Die Scharfen Zungen bei den Wetti-Gern-Gangstern
- Handballworld AG

- 7. Okt.
- 3 Min. Lesezeit
Kleinstädte erwecken oft augenzwinkernd den Anschein, Grossstädte zu sein. Einst spielte das Festmotto der Badenfahrt darauf an: «Welt statt Baden». Es gibt nicht nur «Möchti-Gern-Metropolen», sondern auch «Wetti-Gern-Ghettos». Wettingen, lange Aargaus grösste Gemeinde, ist böser und gemeiner als andere Agglo-Dörfer, glaubt man der ortsansässigen Jugend.
Badenfahrt gab es keine diesen Sommer, der nun dem Herbst Platz macht. Doch das Wettiger Fäscht fand statt. Stadt und Land fanden sich ein. Auch die Scharfen Zungen Patti und Corinne wollten den Mund voll nehmen. Anstehen stand an, denn Essstände lockten mit einer kulinarischen Diversität, welche das Publikum spiegelte. Bei Secondas, Zugezogenen, Ex-Pats, Immigrierten und Alteingesessenen schwanden mit zunehmender Uhrzeit Ab- und Anstand.

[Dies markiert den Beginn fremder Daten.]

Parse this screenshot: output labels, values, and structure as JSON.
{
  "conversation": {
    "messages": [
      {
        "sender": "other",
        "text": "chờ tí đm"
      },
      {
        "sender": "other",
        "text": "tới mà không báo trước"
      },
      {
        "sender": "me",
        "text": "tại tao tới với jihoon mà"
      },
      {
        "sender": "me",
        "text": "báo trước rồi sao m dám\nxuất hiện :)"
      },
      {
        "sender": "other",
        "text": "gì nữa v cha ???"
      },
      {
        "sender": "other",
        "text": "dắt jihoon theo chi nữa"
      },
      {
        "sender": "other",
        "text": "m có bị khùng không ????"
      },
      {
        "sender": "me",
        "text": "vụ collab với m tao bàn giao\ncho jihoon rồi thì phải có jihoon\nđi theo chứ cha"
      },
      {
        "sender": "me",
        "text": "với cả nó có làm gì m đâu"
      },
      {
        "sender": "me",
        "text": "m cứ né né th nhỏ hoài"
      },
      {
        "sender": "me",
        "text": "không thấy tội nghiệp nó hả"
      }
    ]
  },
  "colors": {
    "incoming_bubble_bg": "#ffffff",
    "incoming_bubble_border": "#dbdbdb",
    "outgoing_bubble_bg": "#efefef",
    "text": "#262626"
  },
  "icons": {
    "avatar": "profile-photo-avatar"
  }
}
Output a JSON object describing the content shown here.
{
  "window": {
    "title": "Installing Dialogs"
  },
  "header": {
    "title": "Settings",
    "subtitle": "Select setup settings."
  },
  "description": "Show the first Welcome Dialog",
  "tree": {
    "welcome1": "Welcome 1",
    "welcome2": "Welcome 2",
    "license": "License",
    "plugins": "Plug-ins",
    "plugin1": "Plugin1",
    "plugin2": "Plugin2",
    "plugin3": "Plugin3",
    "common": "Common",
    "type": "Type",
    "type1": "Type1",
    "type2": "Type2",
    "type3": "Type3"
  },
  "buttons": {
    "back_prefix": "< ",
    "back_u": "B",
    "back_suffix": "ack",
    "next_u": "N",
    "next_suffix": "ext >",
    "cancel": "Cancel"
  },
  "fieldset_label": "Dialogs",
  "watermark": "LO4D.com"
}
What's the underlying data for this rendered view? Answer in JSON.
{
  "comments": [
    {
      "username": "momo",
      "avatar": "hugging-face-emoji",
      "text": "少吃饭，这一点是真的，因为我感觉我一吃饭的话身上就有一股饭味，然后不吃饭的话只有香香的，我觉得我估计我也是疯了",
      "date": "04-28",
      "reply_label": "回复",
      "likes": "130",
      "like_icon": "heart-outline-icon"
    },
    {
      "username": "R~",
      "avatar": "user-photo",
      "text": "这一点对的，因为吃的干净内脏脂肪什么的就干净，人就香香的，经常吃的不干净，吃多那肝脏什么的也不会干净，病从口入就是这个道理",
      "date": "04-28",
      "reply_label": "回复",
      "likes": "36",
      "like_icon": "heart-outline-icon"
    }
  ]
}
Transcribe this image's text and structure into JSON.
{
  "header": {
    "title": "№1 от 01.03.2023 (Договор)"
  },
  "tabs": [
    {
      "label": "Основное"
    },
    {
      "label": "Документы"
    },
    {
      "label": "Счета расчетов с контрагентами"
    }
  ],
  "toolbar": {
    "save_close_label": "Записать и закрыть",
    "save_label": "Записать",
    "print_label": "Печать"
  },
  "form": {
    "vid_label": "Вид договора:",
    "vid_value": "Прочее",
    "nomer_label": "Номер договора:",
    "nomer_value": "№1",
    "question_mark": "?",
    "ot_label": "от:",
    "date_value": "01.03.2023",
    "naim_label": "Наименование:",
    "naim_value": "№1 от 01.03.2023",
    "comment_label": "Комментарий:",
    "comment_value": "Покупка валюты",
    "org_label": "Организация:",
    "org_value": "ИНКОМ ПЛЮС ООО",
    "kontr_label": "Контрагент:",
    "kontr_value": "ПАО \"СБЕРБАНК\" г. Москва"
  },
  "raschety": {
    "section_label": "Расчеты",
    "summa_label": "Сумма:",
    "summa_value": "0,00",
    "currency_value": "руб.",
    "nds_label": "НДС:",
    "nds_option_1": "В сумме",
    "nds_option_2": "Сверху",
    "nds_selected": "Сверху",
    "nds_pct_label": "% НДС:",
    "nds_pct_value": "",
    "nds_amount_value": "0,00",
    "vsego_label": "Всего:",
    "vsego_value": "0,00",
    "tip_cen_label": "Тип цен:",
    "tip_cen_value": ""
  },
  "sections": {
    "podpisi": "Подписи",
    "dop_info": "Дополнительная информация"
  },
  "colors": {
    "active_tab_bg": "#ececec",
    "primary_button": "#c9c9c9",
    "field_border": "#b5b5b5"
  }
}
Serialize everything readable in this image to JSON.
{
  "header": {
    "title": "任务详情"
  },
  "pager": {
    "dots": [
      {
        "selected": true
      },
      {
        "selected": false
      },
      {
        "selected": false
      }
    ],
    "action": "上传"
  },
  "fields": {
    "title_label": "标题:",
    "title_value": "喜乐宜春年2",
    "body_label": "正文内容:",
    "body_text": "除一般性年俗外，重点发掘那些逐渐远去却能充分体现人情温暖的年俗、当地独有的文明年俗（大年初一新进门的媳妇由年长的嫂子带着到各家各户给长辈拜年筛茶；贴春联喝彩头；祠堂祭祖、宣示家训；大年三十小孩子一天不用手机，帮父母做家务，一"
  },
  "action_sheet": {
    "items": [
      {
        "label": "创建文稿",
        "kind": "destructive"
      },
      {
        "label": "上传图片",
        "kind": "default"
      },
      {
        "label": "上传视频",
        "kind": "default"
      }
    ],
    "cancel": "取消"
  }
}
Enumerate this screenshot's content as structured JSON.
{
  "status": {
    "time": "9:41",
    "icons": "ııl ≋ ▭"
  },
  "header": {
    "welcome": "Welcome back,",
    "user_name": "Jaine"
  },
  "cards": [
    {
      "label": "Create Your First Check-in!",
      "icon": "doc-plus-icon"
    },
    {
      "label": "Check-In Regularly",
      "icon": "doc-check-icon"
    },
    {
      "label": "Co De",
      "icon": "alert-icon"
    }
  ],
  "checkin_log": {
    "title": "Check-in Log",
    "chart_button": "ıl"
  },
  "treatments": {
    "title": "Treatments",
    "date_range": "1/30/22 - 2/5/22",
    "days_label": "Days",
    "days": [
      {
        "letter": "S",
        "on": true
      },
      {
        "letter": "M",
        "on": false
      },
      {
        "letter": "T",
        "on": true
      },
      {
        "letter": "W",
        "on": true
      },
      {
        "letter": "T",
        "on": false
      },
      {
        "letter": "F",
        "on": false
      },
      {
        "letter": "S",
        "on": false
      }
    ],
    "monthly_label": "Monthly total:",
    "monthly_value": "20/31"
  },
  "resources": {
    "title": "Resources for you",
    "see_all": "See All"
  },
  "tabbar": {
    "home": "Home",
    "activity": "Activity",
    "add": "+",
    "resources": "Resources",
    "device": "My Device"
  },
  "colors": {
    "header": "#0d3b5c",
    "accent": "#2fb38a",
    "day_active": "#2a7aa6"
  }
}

Am Wurststand gab es gar einen kleinen Aufstand, den Corinne und Patti mit wenig Abstand unterschiedlich erlebten. Patti war spontan zum Wurstverkauf hinter den Tresen einberufen worden, nutzte ihr Mundwerk als Cervelat-Promi, mischte sich unters Volk, posierte, signierte.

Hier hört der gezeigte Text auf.